The line from Sandra Bland to Kindra Chapman is direct, a line of Black Women killed in police custody. The coroner’s report may say they hanged themselves, and they may have, but if there’s an epidemic of self harm and suicide and the State does nothing, that’s public policy, and it’s murder. Likewise the line between Canadian Ashley Smith and English Ms. K and Mary Fritz and Mary Knight and Kindra Chapman is direct, as is the line that binds asylum seekers and immigration detention prisoners Josefa Rauluni, Lucia Vega Jimenez, and Lilian Yamileth Oliva Bardales. These women, and men, are captives in jails and prisons in which there is no suicide prevention training or planning. Quite the contrary, prisoner suicide is part of the plan. #IfIDieinPoliceCustody say my name. If she dies in police custody, #SayHerName.

 

(Photo Credit: al.com)

 

Lilian Oliva Bardales: “In prison when I haven’t committed any crime”

Lilian Yamileth Oliva Bardales, 19 years old, and her four-year-old son have been held in KarnesFamily Detention Center” since last October. She had applied for asylum, explaining that she had fled Honduras to escape an abusive ex-partner, six years older than she, who had beaten her regularly since she was 13. Her application was denied. Last Wednesday, she locked herself in a bathroom and cut her wrists. She was removed from the bathroom, held for four days under medical “supervision” during which she was denied access to her attorneys, and then, on Monday, suddenly moved from Karnes, presumably for deportation. From beginning to now, the treatment of Lilian Oliva Bardales has been a national disgrace.

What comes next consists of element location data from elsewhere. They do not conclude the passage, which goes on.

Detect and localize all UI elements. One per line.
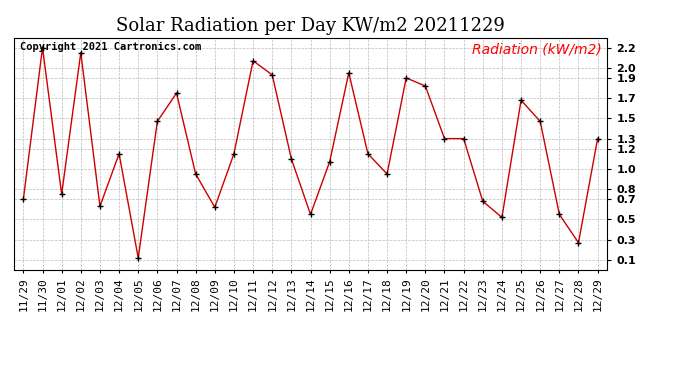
Text: Radiation (kW/m2): Radiation (kW/m2): [471, 42, 601, 56]
Text: Copyright 2021 Cartronics.com: Copyright 2021 Cartronics.com: [20, 42, 201, 52]
Title: Solar Radiation per Day KW/m2 20211229: Solar Radiation per Day KW/m2 20211229: [116, 16, 505, 34]
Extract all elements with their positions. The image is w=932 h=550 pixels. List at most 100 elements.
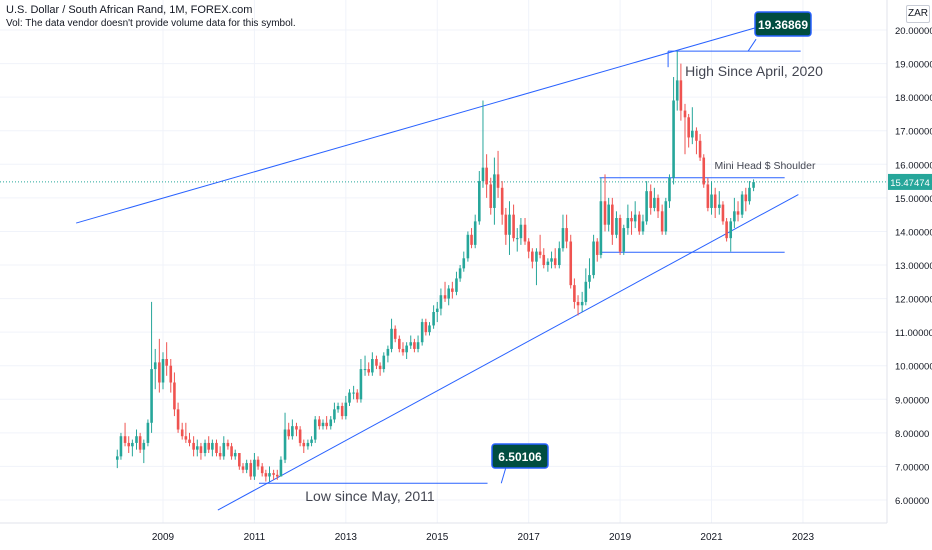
candle-body (618, 218, 622, 252)
candle-body (272, 473, 275, 475)
high-label: High Since April, 2020 (685, 63, 823, 79)
candle-body (706, 184, 710, 208)
candle-body (713, 194, 717, 208)
candle-body (291, 426, 294, 437)
candle-body (455, 278, 458, 292)
low-label: Low since May, 2011 (305, 488, 435, 504)
candle-body (573, 285, 576, 302)
candle-body (478, 181, 481, 222)
candle-body (489, 184, 493, 208)
candle-body (313, 419, 317, 440)
candle-body (542, 254, 546, 266)
candle-body (367, 369, 370, 373)
y-tick-label: 7.00000 (895, 462, 929, 473)
trendlines (76, 26, 801, 511)
y-tick-label: 13.00000 (895, 261, 932, 272)
candle-body (512, 214, 515, 239)
candle-body (538, 251, 542, 255)
candle-body (744, 194, 748, 202)
candle-body (717, 204, 721, 208)
candle-body (428, 325, 431, 333)
candle-body (458, 268, 462, 279)
candle-body (283, 429, 287, 460)
candle-body (527, 241, 530, 252)
candle-body (508, 214, 511, 235)
high-callout-text: 19.36869 (758, 18, 808, 32)
candle-body (325, 422, 328, 427)
candle-body (420, 322, 424, 343)
candle-body (230, 446, 233, 457)
candle-body (584, 281, 588, 302)
candle-body (630, 218, 633, 222)
candle-body (405, 345, 408, 353)
candle-body (115, 456, 119, 460)
annotations-layer: 19.36869 6.50106 High Since April, 2020 Low… (305, 11, 823, 504)
candle-body (515, 238, 519, 240)
x-tick-label: 2019 (609, 532, 632, 543)
candle-body (336, 406, 340, 410)
candle-body (375, 359, 378, 366)
candle-body (146, 422, 150, 443)
last-price-tag (888, 173, 932, 190)
y-tick-label: 11.00000 (895, 328, 932, 339)
candle-body (207, 442, 211, 450)
low-callout-text: 6.50106 (498, 450, 542, 464)
candle-body (310, 439, 313, 443)
candle-body (203, 442, 207, 454)
candle-body (165, 359, 168, 366)
currency-label[interactable]: ZAR (906, 5, 930, 23)
lower-trendline (217, 194, 799, 511)
candle-body (546, 261, 550, 266)
candle-body (188, 439, 191, 443)
candle-body (390, 328, 393, 349)
y-tick-label: 15.00000 (895, 194, 932, 205)
candle-body (626, 218, 630, 229)
candle-body (679, 80, 683, 111)
candle-body (481, 167, 485, 182)
candle-body (295, 426, 298, 430)
y-tick-label: 20.00000 (895, 26, 932, 37)
candle-body (298, 429, 302, 443)
candle-body (264, 473, 268, 477)
candle-body (443, 295, 447, 299)
candle-body (333, 409, 336, 420)
candle-body (748, 187, 751, 202)
candle-body (473, 221, 477, 245)
candle-body (222, 442, 226, 457)
grid-lines (0, 0, 887, 523)
candle-body (672, 100, 675, 178)
candle-body (348, 392, 351, 403)
candle-body (698, 140, 702, 158)
candle-body (256, 459, 260, 467)
candle-body (253, 459, 256, 477)
candle-body (340, 406, 344, 417)
candle-body (199, 446, 203, 454)
candle-body (169, 365, 173, 383)
candle-body (569, 241, 573, 286)
candle-body (550, 258, 553, 262)
candle-body (363, 369, 367, 371)
candle-body (355, 392, 359, 400)
high-callout-connector (747, 38, 757, 52)
candle-body (260, 466, 264, 474)
candle-body (150, 369, 153, 423)
y-tick-label: 17.00000 (895, 127, 932, 138)
candle-body (192, 442, 195, 450)
candle-body (371, 359, 374, 373)
candle-body (238, 453, 241, 467)
low-callout-box (491, 443, 549, 469)
x-tick-label: 2015 (426, 532, 449, 543)
price-axis[interactable]: 6.00000 7.00000 8.00000 9.00000 10.00000 11.0… (888, 26, 932, 507)
candle-body (321, 422, 325, 427)
y-tick-label: 19.00000 (895, 60, 932, 71)
candle-body (622, 228, 626, 252)
candle-body (279, 459, 283, 477)
candle-body (382, 355, 386, 370)
candle-body (218, 453, 222, 457)
candle-body (462, 258, 466, 269)
time-axis[interactable]: 2009 2011 2013 2015 2017 2019 2021 2023 (152, 532, 815, 543)
candle-body (173, 382, 176, 410)
candle-body (215, 442, 218, 454)
candle-body (615, 218, 618, 235)
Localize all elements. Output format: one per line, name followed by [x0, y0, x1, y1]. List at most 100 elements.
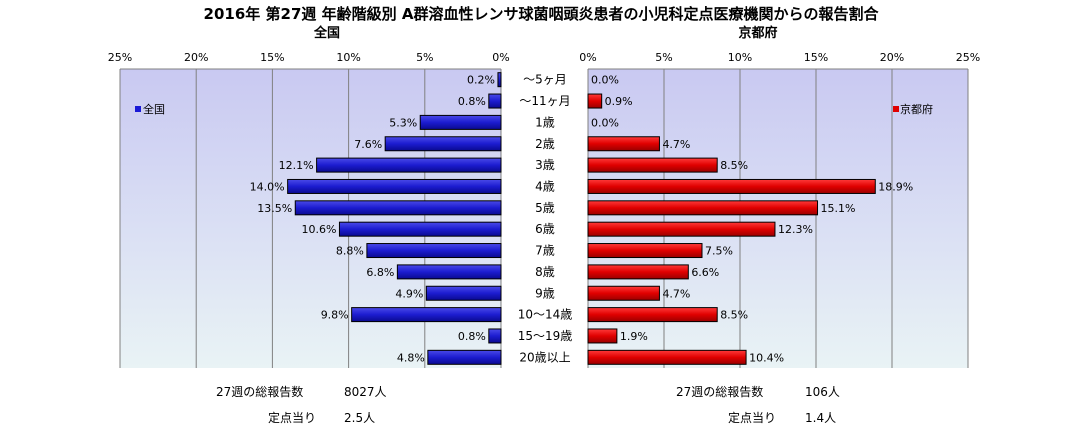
national-value-label: 0.2%	[467, 74, 495, 87]
legend-national-swatch	[135, 106, 141, 112]
kyoto-value-label: 10.4%	[749, 351, 784, 364]
left-tick-label: 20%	[184, 51, 208, 64]
national-value-label: 4.9%	[395, 287, 423, 300]
national-bar	[287, 178, 502, 194]
legend-kyoto-swatch	[893, 106, 899, 112]
national-bar	[425, 285, 502, 301]
kyoto-per-value: 1.4人	[805, 411, 837, 425]
kyoto-bar	[587, 157, 718, 173]
legend-kyoto-label: 京都府	[900, 102, 933, 116]
national-total-value: 8027人	[344, 385, 387, 399]
kyoto-value-label: 8.5%	[720, 309, 748, 322]
national-value-label: 0.8%	[458, 330, 486, 343]
national-bar	[316, 157, 502, 173]
kyoto-value-label: 4.7%	[662, 138, 690, 151]
kyoto-bar	[587, 285, 660, 301]
kyoto-value-label: 8.5%	[720, 159, 748, 172]
left-tick-label: 15%	[260, 51, 284, 64]
national-bar	[294, 200, 502, 216]
kyoto-value-label: 0.0%	[591, 116, 619, 129]
national-bar	[338, 221, 502, 237]
category-label: 7歳	[535, 244, 555, 258]
bars	[287, 72, 876, 365]
category-label: 20歳以上	[519, 350, 570, 364]
legend-national-label: 全国	[143, 102, 165, 116]
kyoto-value-label: 0.9%	[605, 95, 633, 108]
kyoto-bar	[587, 243, 703, 259]
national-value-label: 8.8%	[336, 245, 364, 258]
category-label: 3歳	[535, 158, 555, 172]
kyoto-value-label: 7.5%	[705, 245, 733, 258]
kyoto-per-label: 定点当り	[728, 411, 777, 425]
kyoto-total-value: 106人	[805, 385, 840, 399]
kyoto-bar	[587, 349, 747, 365]
category-label: 10～14歳	[518, 308, 573, 322]
national-value-label: 12.1%	[279, 159, 314, 172]
national-bar	[488, 93, 502, 109]
kyoto-value-label: 12.3%	[778, 223, 813, 236]
kyoto-value-label: 0.0%	[591, 74, 619, 87]
right-tick-label: 25%	[956, 51, 980, 64]
kyoto-bar	[587, 307, 718, 323]
national-value-label: 0.8%	[458, 95, 486, 108]
right-tick-label: 5%	[655, 51, 672, 64]
national-bar	[497, 72, 502, 88]
left-tick-label: 0%	[492, 51, 509, 64]
national-bar	[384, 136, 502, 152]
category-label: 6歳	[535, 222, 555, 236]
category-label: 2歳	[535, 137, 555, 151]
right-tick-label: 20%	[880, 51, 904, 64]
category-label: ～5ヶ月	[523, 73, 567, 87]
national-bar	[366, 243, 502, 259]
national-per-value: 2.5人	[344, 411, 376, 425]
kyoto-bar	[587, 200, 819, 216]
national-value-label: 7.6%	[354, 138, 382, 151]
national-value-label: 14.0%	[250, 180, 285, 193]
category-label: ～11ヶ月	[519, 94, 570, 108]
chart-title: 2016年 第27週 年齢階級別 A群溶血性レンサ球菌咽頭炎患者の小児科定点医療…	[204, 5, 880, 23]
national-value-label: 4.8%	[397, 351, 425, 364]
kyoto-value-label: 15.1%	[821, 202, 856, 215]
national-value-label: 10.6%	[302, 223, 337, 236]
kyoto-value-label: 18.9%	[878, 180, 913, 193]
right-tick-label: 15%	[804, 51, 828, 64]
national-bar	[396, 264, 502, 280]
axis-tick-labels: 0% 0% 5% 5% 10% 10% 15% 15% 20% 20% 25% 25%	[108, 51, 980, 64]
national-total-label: 27週の総報告数	[216, 385, 304, 399]
right-tick-label: 10%	[728, 51, 752, 64]
right-panel-title: 京都府	[738, 25, 777, 41]
left-tick-label: 5%	[416, 51, 433, 64]
kyoto-bar	[587, 178, 876, 194]
national-bar	[488, 328, 502, 344]
data-labels: 0.2% 0.8% 5.3% 7.6% 12.1% 14.0% 13.5% 10.6% 8.8%…	[250, 74, 914, 365]
national-bar	[351, 307, 502, 323]
kyoto-bar	[587, 264, 689, 280]
left-tick-label: 10%	[336, 51, 360, 64]
kyoto-total-label: 27週の総報告数	[676, 385, 764, 399]
category-label: 8歳	[535, 265, 555, 279]
left-panel-title: 全国	[313, 25, 340, 41]
national-value-label: 13.5%	[257, 202, 292, 215]
national-bar	[427, 349, 502, 365]
kyoto-bar	[587, 221, 776, 237]
national-value-label: 5.3%	[389, 116, 417, 129]
category-label: 1歳	[535, 115, 555, 129]
national-per-label: 定点当り	[268, 411, 317, 425]
kyoto-value-label: 6.6%	[691, 266, 719, 279]
right-tick-label: 0%	[579, 51, 596, 64]
legend-kyoto: 京都府	[893, 102, 933, 116]
kyoto-bar	[587, 93, 603, 109]
kyoto-bar	[587, 328, 618, 344]
category-labels: ～5ヶ月 ～11ヶ月 1歳 2歳 3歳 4歳 5歳 6歳 7歳 8歳 9歳 10～14歳 15～19歳 2…	[518, 73, 573, 365]
left-tick-label: 25%	[108, 51, 132, 64]
category-label: 5歳	[535, 201, 555, 215]
category-label: 9歳	[535, 286, 555, 300]
left-plot-area	[120, 69, 501, 368]
legend-national: 全国	[135, 102, 165, 116]
category-label: 15～19歳	[518, 329, 573, 343]
kyoto-value-label: 1.9%	[620, 330, 648, 343]
category-label: 4歳	[535, 179, 555, 193]
national-value-label: 6.8%	[366, 266, 394, 279]
kyoto-value-label: 4.7%	[662, 287, 690, 300]
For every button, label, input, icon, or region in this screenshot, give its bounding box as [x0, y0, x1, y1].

Oliva Bardales left a note, the translation of which reads, in part: “I write this letter so you know how it feels to be in this damn place for 8 months. You don’t understand that people’s lives have no price and you cannot buy it with money. You don’t have a heart for anybody. You just lie and humiliate all of us who have come to this country … I do this because only God knows what I have suffered in my country. I come here so this country can help me but here you’ve been killing me little by little with punishment and lies in prison when I haven’t committed any crime. What hurts me the most is that I saw how my brother was killed and how it’s hurt my son and all the abuse that we suffered in my country. You don’t believe me you never wanted to give me my freedom. I do this because I would rather be dead than seeing my son fail along with me. Maybe you are not fathers or mothers to understand the reasons and the suffering that we live in this place together with our children. You would not like to be locked up in a place like this the way we are here suffering with our children. What I tell you is that nobody lives forever in this world one day we are all going to die and give an account to God. I do this because I don’t feel any life going back to my country. That’s why I waited so long so you could take a decision on my case but you have treated us worse than an animal …That’s why I do this because you were bad to me and my son. We did not deserve this. now you want to deport me after spending 8 months here.”

That’s “family detention”. It is the place where mercy dies a slow, tortured, mean, evil death:

The quality of mercy is not strained;
It droppeth as the gentle rain from heaven
Upon the place beneath. It is twice blest;
It blesseth him that gives and him that takes:
‘T is mightiest in the mightiest; it becomes
The throned monarch better than his crown:
His sceptre shows the force of temporal power,
The attribute to awe and majesty,
Wherein doth sit the dread and fear of kings;
But mercy is above this sceptred sway;
It is enthronèd in the hearts of kings,
It is an attribute to God himself;
And earthly power doth then show likest God’s
When mercy seasons justice.”

When mercy seasons justice. When degradation, abuse, torture and despair season the appeal for asylum … what then? Where are Lilian Oliva Bardales and her four-year-old son?